Simon Blumenfeld, The Stage writer who held the Guinness Record as the world’s oldest weekly columnist, has died at the age of 97.
The journalist and author passed away in Barnet Hospital on Wednesday, April 13 where he had been treated for several months after falling ill.
Born in Whitechapel in 1907, Blumenfeld’s parents were among thousands of Jews who fled the then Russian Empire to escape oppression. As a young man Blumenfeld quickly made his mark as a left-wing activist and writer, his best-known work being the semi-autobiographical Jew Boy.
In the thirties he wrote prolifically on the subjects of politics, sport and entertainment. With a brief interruption for wartime service, he worked on a variety of magazines including Band Wagon and Weekly Sporting Review. The list of his acquaintances spanned the likes of Paul Robeson, the gangster Jack ‘Spot’ Comer and, later, the Beatles.

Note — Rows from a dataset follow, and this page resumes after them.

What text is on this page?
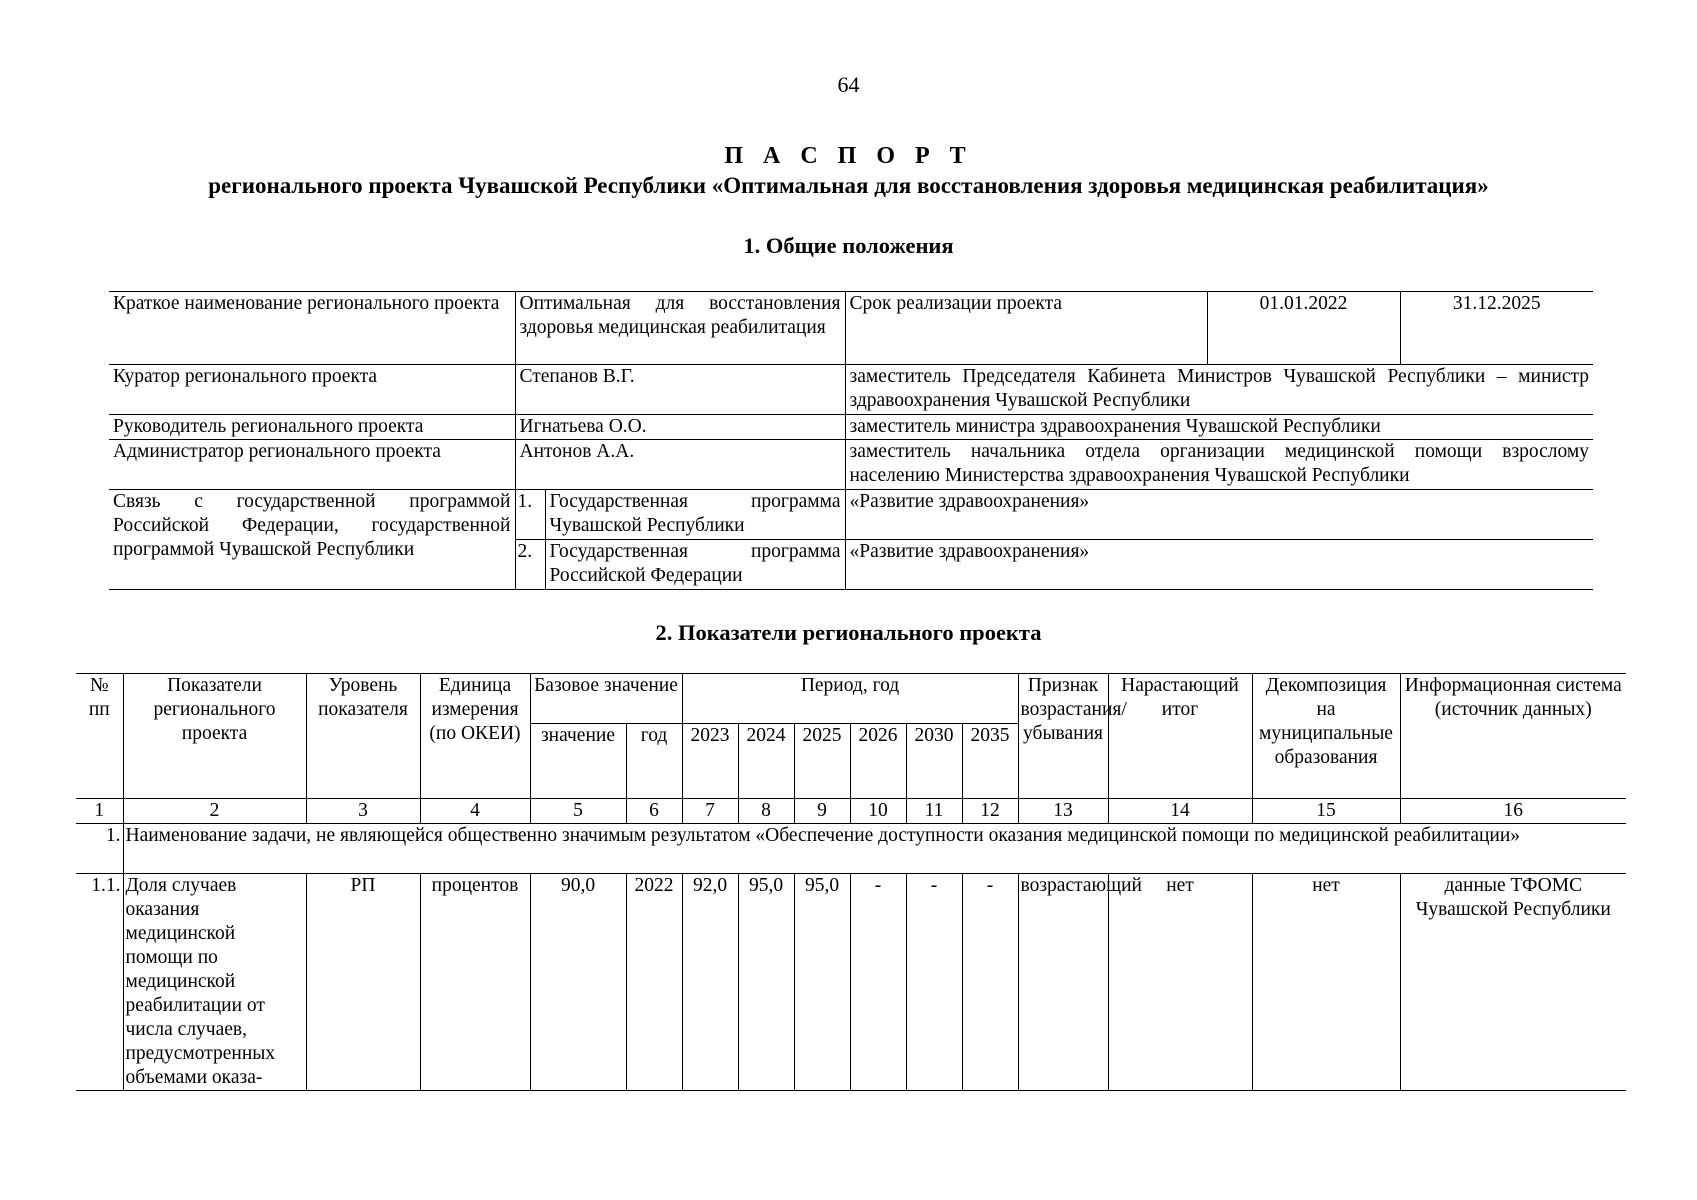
64
П А С П О Р Т
регионального проекта Чувашской Республики «Оптимальная для восстановления здоровья медицинская реабилитация»
1. Общие положения
Краткое наименование регионального проекта	Оптимальная для восстановления здоровья медицинская реабилитация		Срок реализации проекта	01.01.2022	31.12.2025
Куратор регионального проекта	Степанов В.Г.		заместитель Председателя Кабинета Министров Чувашской Республики – министр здравоохранения Чувашской Республики		
Руководитель регионального проекта	Игнатьева О.О.		заместитель министра здравоохранения Чувашской Республики		
Администратор регионального проекта	Антонов А.А.		заместитель начальника отдела организации медицинской помощи взрослому населению Министерства здравоохранения Чувашской Республики		
Связь с государственной программой Российской Федерации, государственной программой Чувашской Республики	1.	Государственная программа Чувашской Республики	«Развитие здравоохранения»		
	2.	Государственная программа Российской Федерации	«Развитие здравоохранения»		
2. Показатели регионального проекта
№ пп	Показатели регионального проекта	Уровень показателя	Единица измерения (по ОКЕИ)	Базовое значение		Период, год						Признак возрастания/ убывания	Нарастающий итог	Декомпозиция на муниципальные образования	Информационная система (источник данных)
				значение	год	2023	2024	2025	2026	2030	2035				
1	2	3	4	5	6	7	8	9	10	11	12	13	14	15	16
1.	Наименование задачи, не являющейся общественно значимым результатом «Обеспечение доступности оказания медицинской помощи по медицинской реабилитации»														
1.1.	Доля случаев оказания медицинской помощи по медицинской реабилитации от числа случаев, предусмотренных объемами оказа-	РП	процентов	90,0	2022	92,0	95,0	95,0	-	-	-	возрастающий	нет	нет	данные ТФОМС Чувашской Республики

By the sixties Blumenfeld was light entertainment editor of The Stage, writing under the byline Sidney Vauncez - the Yiddish surname being a comic reference to the famous moustache which became his trademark.
In June 1994, at the age of nearly 87, he became the columnist of the newly launched Heydays page. It proved so popular that it became weekly from the following September.
In May 2004 Guinness World Records confirmed Blumenfeld as the oldest journalist writing a column on a nationally available weekly newspaper.
Stage editor Brian Attwood said: “He was a remarkable man, an outstanding journalist and a very dear friend to me and many others. We mourn his death but we should take pleasure too that the unique contribution he made to The Stage will live on.”
Patrick Newley, who stood in for Simon Blumenfeld during his illness, will take over the column.
A full obituary will be published in The Stage.